Guardo il telegiornale e, dopo le notizie di politica ed economia, passa un servizio sulla giornata del campionato di calcio appena conclusasi. Ma questa volta, a catturare l'attenzione non sono i risultati delle partite e la relativa classifica, non sono nemmeno le ultime novità di mercato e neppure gli aggiornamenti sull'andamento delle indagini sul calcio-scommesse.
No, questa volta vedo un allenatore (quindi il leader di un gruppo) che picchia uno dei suoi giocatori, reo di aver contestato la sua sostituzione. Sinceramente, rimango allibito più da un fatto del genere che dalla triste vicenda delle scommesse e delle relative partite truccate. Sì, perchè in questo caso viene messa sotto gli occhi del mondo intero la cattiveria di un universo dominato dal business, dove tutto è monetizzato, pesato, misurato in termini economici. E anche una partita, un goal, può fare la differenza. Qui si gioca non per il piacere di giocare, per il piacere della vittoria, per dimostrare chi è il migliore; si gioca per guadagnare, per mettere in tasca il premio per il raggiungimento di un obiettivo che viene definito "sportivo" ma che di tale definizione non ha nulla.
E i ragazzini vedono queste immagini, proprio quei ragazzini che al sabato e alla domenica scendono sui campetti di provincia, di parrocchia, per sfidarsi a una partita di calcio assieme ai loro coetanei. Che cosa potranno portare su questi campi? Sicuramente, attenti come sono a ogni sfumatura, a ogni gesto dei loro beniamini e pronti a copiarli in ogni cosa, non sapranno resistere al fascino di dimostrare chi è il "più forte" usando mezzi, gesti, atteggiamenti che esulano dalle regole del gioco. Si sentiranno abilitati a risolvere una controversia legata a un rigore o a una punizione alzando le mani, piuttosto che discutendone serenamente. E vogliamo aggiungere l'aspetto razziale della cosa? Anche nelle partite dell'oratorio, spesso, si arrivano a sentire dei cori non propriamente educativi rivolti a giocatori di colore. E qui mi sorge una domanda: ma chi è veramente "di colore"? Noi definiamo "di colore" quelle persone che hanno la pelle che non è bianca; e gli "altri", cosa dicono di noi?

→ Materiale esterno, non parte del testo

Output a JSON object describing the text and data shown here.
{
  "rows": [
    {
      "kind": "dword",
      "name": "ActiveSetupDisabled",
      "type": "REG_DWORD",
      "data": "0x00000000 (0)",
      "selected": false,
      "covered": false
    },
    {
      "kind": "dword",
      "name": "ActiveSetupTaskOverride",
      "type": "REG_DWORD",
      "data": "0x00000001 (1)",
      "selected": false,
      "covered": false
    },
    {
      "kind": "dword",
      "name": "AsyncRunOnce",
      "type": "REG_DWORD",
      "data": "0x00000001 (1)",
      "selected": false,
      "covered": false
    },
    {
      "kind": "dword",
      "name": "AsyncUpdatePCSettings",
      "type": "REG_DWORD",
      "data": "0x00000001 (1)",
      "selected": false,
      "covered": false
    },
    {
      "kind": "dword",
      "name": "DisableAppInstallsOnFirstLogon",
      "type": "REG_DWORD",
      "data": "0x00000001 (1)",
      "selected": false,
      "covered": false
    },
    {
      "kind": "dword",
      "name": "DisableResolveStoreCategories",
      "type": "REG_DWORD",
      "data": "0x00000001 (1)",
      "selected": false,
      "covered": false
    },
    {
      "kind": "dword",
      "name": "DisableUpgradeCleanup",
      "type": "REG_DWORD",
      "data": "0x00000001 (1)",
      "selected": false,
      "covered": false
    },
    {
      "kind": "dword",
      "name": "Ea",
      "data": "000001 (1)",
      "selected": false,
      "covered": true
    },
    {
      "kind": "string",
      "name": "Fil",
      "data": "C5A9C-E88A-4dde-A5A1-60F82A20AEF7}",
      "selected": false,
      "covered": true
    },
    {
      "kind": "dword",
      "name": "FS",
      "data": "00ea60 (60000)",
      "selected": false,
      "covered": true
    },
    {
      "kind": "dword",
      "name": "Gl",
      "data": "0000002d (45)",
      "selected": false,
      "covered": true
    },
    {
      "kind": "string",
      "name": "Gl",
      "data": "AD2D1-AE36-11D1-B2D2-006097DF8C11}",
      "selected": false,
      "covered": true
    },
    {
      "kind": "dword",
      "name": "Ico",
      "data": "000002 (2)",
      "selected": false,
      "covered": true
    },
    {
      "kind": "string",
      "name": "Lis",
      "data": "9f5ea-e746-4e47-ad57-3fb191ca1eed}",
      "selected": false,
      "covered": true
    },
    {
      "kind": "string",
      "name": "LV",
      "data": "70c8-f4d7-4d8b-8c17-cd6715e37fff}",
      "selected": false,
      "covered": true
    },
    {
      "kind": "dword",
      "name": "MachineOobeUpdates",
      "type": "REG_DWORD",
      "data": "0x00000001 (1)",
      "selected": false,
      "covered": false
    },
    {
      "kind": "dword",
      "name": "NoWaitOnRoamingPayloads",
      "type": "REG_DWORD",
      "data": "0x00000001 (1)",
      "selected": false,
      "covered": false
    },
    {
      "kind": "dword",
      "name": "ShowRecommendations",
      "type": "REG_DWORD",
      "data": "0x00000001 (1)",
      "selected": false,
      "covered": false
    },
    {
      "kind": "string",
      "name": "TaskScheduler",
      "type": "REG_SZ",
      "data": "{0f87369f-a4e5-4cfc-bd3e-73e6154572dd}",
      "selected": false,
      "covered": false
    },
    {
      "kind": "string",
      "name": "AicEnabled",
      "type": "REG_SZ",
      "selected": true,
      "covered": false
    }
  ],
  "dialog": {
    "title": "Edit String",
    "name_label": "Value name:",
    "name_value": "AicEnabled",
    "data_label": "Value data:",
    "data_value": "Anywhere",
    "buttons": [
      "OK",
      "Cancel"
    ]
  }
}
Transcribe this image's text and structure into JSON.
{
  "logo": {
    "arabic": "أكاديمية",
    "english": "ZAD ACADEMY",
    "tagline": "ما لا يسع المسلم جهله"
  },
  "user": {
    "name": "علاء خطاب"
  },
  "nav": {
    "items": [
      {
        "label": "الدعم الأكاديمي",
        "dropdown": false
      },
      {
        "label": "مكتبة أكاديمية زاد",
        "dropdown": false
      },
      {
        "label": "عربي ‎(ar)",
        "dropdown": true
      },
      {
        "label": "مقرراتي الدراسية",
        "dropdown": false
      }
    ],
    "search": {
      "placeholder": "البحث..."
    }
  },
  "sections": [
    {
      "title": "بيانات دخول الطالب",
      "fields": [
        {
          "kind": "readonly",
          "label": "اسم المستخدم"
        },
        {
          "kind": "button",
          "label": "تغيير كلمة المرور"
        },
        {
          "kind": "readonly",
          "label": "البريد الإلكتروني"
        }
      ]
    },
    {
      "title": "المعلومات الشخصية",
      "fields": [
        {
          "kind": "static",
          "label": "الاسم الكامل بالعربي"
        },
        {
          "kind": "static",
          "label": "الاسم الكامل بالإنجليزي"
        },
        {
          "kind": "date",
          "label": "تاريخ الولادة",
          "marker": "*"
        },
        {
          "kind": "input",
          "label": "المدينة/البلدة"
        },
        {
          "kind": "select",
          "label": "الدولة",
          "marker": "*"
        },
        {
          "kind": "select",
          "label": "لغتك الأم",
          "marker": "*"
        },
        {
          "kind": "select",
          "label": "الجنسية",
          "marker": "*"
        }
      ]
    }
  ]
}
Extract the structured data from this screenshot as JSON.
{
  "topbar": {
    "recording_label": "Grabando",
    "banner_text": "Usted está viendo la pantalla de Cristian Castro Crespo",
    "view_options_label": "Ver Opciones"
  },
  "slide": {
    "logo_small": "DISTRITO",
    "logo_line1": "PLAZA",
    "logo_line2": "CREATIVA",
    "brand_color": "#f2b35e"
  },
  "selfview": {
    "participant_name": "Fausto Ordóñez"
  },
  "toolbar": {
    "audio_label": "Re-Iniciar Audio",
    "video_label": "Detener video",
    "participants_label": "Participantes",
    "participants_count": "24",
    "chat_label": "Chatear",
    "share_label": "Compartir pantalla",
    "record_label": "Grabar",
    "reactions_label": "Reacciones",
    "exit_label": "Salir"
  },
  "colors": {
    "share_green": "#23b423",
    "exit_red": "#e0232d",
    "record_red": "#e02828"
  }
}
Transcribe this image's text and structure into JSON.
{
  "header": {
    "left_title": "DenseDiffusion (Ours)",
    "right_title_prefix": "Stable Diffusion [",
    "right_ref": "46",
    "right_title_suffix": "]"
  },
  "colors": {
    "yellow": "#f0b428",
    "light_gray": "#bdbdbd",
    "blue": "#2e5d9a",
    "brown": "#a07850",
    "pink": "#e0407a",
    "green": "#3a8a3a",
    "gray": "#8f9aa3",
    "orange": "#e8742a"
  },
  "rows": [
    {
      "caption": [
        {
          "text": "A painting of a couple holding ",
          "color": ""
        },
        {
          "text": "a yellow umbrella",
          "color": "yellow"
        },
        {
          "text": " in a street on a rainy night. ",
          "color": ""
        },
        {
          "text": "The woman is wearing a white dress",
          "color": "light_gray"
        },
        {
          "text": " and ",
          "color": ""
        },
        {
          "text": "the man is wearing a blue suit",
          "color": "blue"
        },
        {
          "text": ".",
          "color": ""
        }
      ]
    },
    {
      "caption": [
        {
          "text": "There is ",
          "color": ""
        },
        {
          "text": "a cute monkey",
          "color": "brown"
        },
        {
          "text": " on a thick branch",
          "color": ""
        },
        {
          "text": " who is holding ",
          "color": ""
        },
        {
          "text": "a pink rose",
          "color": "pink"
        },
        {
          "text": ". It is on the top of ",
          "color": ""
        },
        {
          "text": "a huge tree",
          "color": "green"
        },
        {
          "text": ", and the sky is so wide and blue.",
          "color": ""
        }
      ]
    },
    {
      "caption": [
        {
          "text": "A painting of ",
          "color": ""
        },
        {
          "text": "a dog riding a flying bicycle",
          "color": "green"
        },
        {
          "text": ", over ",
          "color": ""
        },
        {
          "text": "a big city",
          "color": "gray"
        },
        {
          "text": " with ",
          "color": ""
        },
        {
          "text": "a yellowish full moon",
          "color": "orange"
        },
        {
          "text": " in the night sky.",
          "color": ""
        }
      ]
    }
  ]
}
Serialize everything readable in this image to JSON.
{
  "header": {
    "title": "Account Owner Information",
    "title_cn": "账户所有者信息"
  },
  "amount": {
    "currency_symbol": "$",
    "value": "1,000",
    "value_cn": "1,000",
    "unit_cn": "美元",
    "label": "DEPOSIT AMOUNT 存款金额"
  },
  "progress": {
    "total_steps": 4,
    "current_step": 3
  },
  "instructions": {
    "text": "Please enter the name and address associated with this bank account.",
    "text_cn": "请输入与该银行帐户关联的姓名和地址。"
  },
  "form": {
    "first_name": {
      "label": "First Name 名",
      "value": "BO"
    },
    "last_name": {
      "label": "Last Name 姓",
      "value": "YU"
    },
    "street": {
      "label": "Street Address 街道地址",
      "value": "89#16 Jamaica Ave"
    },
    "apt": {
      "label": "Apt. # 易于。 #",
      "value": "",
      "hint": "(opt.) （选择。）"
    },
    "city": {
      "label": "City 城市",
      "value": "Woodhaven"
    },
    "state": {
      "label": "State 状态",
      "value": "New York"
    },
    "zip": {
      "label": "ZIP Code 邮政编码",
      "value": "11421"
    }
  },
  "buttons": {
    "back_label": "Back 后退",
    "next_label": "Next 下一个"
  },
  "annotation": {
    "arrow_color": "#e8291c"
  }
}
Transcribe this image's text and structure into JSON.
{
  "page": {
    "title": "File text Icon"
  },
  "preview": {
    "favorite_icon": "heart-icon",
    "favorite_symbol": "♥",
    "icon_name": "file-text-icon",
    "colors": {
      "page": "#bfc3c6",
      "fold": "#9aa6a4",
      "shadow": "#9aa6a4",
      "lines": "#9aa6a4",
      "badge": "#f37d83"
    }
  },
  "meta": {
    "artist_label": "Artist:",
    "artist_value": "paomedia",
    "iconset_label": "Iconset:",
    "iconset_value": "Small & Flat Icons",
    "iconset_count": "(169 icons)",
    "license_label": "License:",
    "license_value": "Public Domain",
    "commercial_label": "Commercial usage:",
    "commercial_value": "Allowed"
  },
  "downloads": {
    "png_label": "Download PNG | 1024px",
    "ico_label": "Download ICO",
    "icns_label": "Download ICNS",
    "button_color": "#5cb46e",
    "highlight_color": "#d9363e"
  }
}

Potrebbero tranquillamente dire che anche noi siamo "di colore", visti dalla loro prospettiva. Anzi, forse siamo "di colore" più noi di loro, perchè quando ci arrabbiamo diventiamo rossi, quando abbiamo paura sbianchiamo, quando siamo arrabbiati diciamo di "essere neri".
Battuta a parte, nella scena vista ieri sera a Firenze, c'è tutta la difficoltà della convivenza, dello stare assieme civilmente nel rispetto delle differenze. Anche tra persone che si conoscono molto bene. Ognuno vuole affermare la propria individualità, come se fosse la cosa più preziosa al mondo e forse questo "nuovo individualismo" è il frutto del costo emozionale creato dalla globalizzazione.